First, the inquiry comes from inside the administration, not from Democrats in Congress. Second, unlike the splintered inquiries being pressed on Capitol Hill, it is expected to be a unified investigation covering many facets of the political operation in which Rove played a leading part.
“We will take the evidence where it leads us,” Scott J. Bloch, head of the Office of Special Counsel and a presidential appointee, said in an interview Monday. “We will not leave any stone unturned.”
Note that this is different from the special prosecutors involved in recent high profile investigations. The Office of the Special Counsel is a permanent office which monitors federal employees.
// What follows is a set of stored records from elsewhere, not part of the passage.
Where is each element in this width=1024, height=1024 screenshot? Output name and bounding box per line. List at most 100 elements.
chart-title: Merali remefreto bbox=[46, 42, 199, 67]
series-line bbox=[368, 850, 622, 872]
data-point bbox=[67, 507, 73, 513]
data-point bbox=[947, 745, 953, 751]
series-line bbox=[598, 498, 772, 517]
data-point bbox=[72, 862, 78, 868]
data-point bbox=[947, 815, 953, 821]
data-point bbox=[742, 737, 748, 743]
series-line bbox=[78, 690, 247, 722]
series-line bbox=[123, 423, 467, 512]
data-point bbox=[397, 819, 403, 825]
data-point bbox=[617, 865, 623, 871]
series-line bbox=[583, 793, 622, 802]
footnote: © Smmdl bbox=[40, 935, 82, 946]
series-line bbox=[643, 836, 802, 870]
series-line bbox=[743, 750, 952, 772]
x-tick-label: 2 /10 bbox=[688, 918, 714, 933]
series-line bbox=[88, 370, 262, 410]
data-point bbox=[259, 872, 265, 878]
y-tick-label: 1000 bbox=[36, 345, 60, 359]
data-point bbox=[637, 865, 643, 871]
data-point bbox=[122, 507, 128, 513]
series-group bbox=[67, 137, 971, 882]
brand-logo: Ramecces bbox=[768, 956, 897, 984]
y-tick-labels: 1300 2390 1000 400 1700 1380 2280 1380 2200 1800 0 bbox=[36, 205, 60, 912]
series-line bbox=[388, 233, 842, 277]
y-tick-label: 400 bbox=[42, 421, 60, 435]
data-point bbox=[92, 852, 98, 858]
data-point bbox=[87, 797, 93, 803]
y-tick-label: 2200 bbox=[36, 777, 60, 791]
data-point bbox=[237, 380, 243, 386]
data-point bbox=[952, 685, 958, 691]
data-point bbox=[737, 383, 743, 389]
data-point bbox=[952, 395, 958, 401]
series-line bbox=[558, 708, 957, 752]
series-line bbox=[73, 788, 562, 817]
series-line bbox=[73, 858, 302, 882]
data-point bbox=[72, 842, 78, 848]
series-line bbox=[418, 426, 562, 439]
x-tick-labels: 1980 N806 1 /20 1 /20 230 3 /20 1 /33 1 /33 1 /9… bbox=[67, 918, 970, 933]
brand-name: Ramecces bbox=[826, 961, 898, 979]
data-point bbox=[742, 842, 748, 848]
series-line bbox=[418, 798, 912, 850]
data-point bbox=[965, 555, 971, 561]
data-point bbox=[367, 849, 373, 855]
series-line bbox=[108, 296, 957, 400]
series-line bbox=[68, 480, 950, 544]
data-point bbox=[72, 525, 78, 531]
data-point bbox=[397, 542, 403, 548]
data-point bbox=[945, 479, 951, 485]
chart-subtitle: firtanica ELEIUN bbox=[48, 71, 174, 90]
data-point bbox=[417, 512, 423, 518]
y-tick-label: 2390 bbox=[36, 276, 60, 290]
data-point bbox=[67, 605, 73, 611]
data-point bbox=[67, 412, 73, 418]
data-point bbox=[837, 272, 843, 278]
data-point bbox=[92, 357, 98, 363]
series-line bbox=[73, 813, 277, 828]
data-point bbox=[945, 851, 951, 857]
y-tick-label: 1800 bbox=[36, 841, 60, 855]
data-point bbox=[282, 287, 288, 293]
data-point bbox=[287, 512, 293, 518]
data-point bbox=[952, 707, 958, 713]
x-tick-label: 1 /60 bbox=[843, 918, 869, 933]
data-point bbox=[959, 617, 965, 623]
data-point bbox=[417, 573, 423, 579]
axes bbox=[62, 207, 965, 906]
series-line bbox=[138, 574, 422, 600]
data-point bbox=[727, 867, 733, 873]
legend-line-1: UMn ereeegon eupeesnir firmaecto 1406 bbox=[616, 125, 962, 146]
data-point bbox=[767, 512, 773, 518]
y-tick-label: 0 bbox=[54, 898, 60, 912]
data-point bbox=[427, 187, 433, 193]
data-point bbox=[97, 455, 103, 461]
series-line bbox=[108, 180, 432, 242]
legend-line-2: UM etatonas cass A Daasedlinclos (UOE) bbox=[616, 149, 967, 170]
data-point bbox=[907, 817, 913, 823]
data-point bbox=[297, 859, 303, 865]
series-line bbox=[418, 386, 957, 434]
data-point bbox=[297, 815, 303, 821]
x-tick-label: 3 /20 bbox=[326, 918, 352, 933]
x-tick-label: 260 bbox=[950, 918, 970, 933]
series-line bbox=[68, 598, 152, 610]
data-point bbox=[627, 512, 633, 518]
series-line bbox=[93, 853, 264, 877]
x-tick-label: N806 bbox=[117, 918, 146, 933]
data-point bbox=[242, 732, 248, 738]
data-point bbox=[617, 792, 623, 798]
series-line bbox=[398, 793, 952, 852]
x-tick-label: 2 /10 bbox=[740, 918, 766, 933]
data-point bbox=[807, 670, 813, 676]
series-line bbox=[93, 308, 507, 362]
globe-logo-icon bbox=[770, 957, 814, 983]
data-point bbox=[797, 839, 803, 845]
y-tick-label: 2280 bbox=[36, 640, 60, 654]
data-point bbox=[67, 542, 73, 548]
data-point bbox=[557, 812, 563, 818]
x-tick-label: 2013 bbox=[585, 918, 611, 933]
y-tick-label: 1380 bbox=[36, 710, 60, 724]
TPM Muckracker has more on the office:
This time, it’s the Office of Special Counsel, a federal investigative unit that’s charged with monitoring federal employees, not to be confused with a special counsel or special prosecutor such as Patrick Fitzgerald. The OSC is charged with policing Hatch Act violations and protecting whistleblowers, among other duties. It’s a permanent federal agency, and it’s prosecutions are not criminal prosecutions.
But the OSC does have teeth. If it successfully prosecutes a federal employee before the Merit Systems Protection Board (which acts as its judge), then that employee can be terminated.
I am a little suspicious of this–like it will be a way for Bush to say Rove has been investigated thoroughly and he has done nothing improper.